Sur le modèle de la longue traîne, la rentabilité des films dits « spécialisés » peut être améliorée grâce aux audiences internationalesInternet permet une plus grande circulation transnationale des films, notamment sous l’effet d’entrepreneurs internationaux, tels que l’indo-américain Gaurav Dhillon, fondateur de la plateforme Jaman. Jaman repose sur l’idée que moins d’1 % des films produits dans le monde sont distribués aux États-Unis, et cherche à y diffuser des films étrangers et indépendants, notamment le cinéma indien, via une plateforme VOD. MUBI, la plateforme en ligne créée en Californie par l’entrepreneur turc Efe Cakarel, relève de la même logique. Ce type d’entreprise répond à l’accroissement des mobilités internationales, à la demande des communautés diasporiques, mais aussi à la curiosité croissante des cinéphiles. Cette circulations internationale des contenus, conduite par des stratégies commerciales et des stratégies de partage populaires, constitue un flux « multidirectionnel, créant des portails temporaires, ou zones de contact, entre des cultures géographiquement dispersées » (1) . Sur le modèle de la longue traîne, la rentabilité des films dits « spécialisés » peut être ainsi améliorée grâce aux audiences internationales. De même, cette circulation de films affranchie du passage par la salle brouille la ligne traditionnelle entre film de cinéma et film de télévision. Ces échanges fonctionnent également dans le sens Occident-Orient, avec l’exemple du partenariat entre Youku et Disney pour la diffusion des contenus du géant américain en Chine.

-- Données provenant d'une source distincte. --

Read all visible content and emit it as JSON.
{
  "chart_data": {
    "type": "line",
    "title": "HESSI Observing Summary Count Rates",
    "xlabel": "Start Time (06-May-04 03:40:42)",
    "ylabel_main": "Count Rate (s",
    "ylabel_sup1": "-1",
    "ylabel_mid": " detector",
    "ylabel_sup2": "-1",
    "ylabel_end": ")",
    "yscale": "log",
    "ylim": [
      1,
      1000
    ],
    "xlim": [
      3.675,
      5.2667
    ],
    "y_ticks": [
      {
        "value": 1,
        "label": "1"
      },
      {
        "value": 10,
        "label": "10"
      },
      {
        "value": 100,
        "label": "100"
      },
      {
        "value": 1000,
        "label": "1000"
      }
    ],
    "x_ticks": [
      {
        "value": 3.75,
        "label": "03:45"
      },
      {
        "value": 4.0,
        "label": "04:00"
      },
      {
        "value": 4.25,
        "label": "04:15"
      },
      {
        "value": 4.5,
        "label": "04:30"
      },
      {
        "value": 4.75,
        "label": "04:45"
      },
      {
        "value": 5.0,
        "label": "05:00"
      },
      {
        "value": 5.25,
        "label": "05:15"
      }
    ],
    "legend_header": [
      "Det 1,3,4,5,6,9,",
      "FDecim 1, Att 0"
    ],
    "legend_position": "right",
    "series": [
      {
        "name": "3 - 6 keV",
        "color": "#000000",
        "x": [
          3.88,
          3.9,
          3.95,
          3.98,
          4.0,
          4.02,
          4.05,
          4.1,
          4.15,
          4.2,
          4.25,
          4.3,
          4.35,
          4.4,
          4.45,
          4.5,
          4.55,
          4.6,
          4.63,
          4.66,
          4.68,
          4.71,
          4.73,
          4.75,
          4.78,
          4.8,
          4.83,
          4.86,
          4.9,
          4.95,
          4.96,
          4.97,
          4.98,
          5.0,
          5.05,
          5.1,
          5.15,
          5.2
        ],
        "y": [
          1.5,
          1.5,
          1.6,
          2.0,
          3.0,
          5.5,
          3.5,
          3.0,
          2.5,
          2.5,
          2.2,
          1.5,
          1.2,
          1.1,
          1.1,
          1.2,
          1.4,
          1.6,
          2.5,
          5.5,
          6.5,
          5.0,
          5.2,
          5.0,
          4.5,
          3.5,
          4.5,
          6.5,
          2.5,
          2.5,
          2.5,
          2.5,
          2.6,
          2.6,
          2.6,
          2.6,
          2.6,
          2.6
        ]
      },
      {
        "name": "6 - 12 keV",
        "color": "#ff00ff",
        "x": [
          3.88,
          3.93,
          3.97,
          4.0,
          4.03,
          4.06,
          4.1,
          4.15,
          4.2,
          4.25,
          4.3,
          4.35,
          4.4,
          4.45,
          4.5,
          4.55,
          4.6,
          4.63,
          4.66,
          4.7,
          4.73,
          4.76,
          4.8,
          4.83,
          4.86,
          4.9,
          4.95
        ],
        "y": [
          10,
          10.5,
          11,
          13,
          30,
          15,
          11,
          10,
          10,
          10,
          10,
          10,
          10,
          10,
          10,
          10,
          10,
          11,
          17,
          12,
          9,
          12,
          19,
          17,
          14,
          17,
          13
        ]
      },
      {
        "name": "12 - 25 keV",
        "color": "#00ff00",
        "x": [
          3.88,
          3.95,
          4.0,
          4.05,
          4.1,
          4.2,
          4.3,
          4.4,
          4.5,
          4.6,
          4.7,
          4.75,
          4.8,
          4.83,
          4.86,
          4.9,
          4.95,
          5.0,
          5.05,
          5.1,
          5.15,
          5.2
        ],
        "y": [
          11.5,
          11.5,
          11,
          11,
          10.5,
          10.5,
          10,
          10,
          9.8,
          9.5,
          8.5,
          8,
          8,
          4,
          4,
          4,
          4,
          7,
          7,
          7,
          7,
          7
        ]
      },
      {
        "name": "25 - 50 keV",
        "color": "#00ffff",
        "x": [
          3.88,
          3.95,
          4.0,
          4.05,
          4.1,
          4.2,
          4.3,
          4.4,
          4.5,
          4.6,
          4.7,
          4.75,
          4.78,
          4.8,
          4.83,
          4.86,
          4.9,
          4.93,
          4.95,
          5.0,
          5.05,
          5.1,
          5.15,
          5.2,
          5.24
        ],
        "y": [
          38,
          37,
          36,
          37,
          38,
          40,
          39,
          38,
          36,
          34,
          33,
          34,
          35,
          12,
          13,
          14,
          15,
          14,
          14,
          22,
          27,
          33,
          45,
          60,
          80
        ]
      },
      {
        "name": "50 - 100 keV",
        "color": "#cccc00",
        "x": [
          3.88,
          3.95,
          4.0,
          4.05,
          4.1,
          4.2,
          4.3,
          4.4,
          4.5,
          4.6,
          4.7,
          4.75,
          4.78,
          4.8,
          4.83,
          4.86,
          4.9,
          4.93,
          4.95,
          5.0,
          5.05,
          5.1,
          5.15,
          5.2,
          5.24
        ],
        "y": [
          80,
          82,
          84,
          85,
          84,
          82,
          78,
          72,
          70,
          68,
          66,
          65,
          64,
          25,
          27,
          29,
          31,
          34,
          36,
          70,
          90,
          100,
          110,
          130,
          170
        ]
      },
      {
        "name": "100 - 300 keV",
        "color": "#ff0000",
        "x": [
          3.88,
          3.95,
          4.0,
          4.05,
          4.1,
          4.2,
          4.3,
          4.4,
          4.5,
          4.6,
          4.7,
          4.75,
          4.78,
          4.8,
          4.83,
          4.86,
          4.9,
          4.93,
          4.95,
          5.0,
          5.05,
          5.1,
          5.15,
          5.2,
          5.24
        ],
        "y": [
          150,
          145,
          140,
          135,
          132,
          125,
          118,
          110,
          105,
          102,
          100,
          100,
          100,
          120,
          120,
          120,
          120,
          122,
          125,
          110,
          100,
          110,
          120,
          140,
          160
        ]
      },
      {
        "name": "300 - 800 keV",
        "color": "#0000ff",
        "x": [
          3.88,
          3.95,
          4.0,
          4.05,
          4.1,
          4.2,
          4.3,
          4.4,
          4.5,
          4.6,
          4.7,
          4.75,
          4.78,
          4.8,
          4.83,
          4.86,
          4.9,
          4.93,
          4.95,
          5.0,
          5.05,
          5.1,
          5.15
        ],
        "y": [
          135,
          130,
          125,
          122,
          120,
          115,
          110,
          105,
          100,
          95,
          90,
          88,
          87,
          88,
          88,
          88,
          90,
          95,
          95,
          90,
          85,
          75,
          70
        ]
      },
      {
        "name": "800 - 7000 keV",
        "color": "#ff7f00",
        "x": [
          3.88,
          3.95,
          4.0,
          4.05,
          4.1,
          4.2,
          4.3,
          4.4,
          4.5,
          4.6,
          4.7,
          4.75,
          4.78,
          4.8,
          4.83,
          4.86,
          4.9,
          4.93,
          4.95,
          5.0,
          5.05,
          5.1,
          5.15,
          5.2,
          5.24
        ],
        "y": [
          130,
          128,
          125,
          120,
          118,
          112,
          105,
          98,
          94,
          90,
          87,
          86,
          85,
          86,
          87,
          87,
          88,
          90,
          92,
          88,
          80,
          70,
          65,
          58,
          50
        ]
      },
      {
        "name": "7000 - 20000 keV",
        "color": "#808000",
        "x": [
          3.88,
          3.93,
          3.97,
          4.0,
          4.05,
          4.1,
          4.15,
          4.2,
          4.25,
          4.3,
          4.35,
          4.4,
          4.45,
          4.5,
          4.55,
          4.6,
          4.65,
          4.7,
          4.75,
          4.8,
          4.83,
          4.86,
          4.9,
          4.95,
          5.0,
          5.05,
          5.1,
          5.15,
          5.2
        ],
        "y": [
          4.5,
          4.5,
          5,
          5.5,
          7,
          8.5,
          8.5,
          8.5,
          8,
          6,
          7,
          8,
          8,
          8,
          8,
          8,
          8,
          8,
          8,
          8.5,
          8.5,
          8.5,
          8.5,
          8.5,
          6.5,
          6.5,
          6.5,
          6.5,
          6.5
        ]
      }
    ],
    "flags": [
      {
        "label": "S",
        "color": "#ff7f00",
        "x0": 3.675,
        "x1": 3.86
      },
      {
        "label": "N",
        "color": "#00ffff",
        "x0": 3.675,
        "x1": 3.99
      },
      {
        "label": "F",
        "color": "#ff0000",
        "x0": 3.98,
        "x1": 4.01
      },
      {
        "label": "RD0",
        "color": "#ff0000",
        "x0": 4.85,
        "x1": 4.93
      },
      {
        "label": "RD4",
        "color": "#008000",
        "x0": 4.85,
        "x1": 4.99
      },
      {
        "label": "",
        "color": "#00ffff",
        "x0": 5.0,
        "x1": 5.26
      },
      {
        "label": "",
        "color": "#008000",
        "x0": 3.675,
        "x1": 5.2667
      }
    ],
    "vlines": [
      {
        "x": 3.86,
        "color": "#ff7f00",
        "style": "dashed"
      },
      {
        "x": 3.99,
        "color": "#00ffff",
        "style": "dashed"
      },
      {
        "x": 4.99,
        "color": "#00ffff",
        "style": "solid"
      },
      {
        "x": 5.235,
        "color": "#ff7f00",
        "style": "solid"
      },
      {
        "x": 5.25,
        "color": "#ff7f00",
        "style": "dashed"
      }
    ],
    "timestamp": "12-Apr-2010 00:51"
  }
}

Internet constitue de nouvelles opportunités pour les festivals de cinéma. L’offre online que proposent un nombre croissants de festivals, tels que Sundance (Sundance Select) ou Tribeca, contribue à offrir de la visibilité aux films sélectionnés. Dans un contexte de désintermédiation, les festivals en réseau deviennent le lieu de distribution du film, plutôt qu’un marché où producteurs et distributeurs se rencontrent et décident de l’exposition future du film. Les réseaux de festivals (tels que la plateforme FestivalScope, qui permet aux professionnels de regarder certains films issus des sélections des festivals partenaires, ou encore Eye on Films), et leur association à d’autres plateformes (telles que MUBI et Jaman) ne réduisent cependant pas le sentiment d’appartenance et l’importance sociale de participer physiquement au festival. Ils constituent au contraire des modalités nouvelles et complémentaires de consommation des films, qui renforcent la pratique du festival(3) . Cependant, les grands festivals traditionnels, qui se construisent autour de sélection exclusives et de premières mondiales, tendent à ignorer le nouvel environnement numérique et pourraient se retrouver menacé par ces nouveaux modèles.